To help them — and anyone else who would like to do that — she has made her materials available on her blog,, and has established a Fulton Sheen Pinterest page.

Temme, who has served as a pastoral associate, taught in a Catholic high school, and worked as a catechist and director of religious education, said it can be easy to fall into the habit of saying opening and closing prayers with students and calling it good. He challenged them to move beyond that, however.

“God does not need our prayer,” he told them. “We pray because it brings us closer to God. . . . We pray to change our hearts, to re-form ourselves.”
Prayer keeps us humble, grounded and real and students need to know that, Temme explained.

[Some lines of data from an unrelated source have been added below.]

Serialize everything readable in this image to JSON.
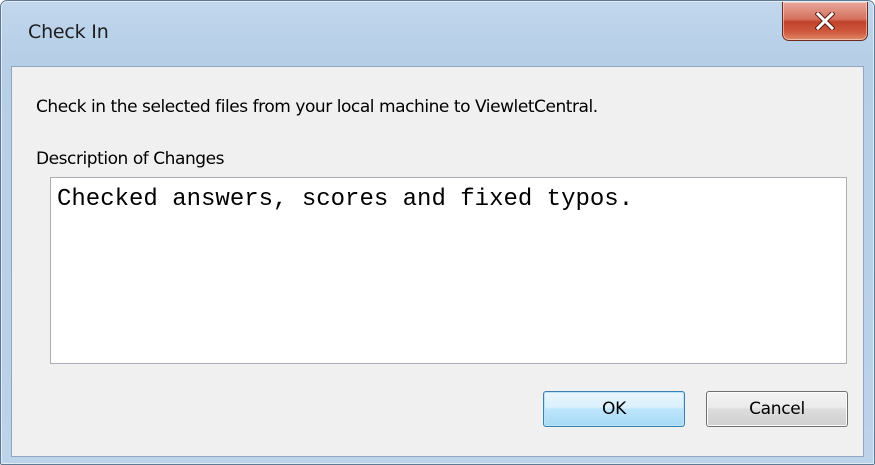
{
  "window": {
    "title": "Check In",
    "close_icon": "close-x-icon"
  },
  "dialog": {
    "instruction": "Check in the selected files from your local machine to ViewletCentral.",
    "description_label": "Description of Changes",
    "description_value": "Checked answers, scores and fixed typos."
  },
  "buttons": {
    "ok_label": "OK",
    "cancel_label": "Cancel"
  },
  "colors": {
    "titlebar": "#bad2ea",
    "close_button": "#c0422b",
    "client_background": "#f0f0f0",
    "default_button_border": "#3c7fb1"
  }
}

He invited them to try different forms of prayer in their own lives and said children need that variety, too. While it’s good to plan, some of the most meaningful prayer comes out of what is happening around them or in class, he said.

Prayer that incorporates movement, such as Stations of the Cross, help young people connect with the words and can satisfy their natural need to actively engage in what they’re studying.

One concrete way of involving the students is to encourage them to add patron saints that are important to them and their interests in a Litany of the Saints. St. Philomena, for example, is the patron saint of students, while St. Luigi is the patron saint of soccer players.

In central Illinois an obvious choice is St. Mary of the Immaculate Conception, who is the patroness of the Diocese of Peoria, he reminded them.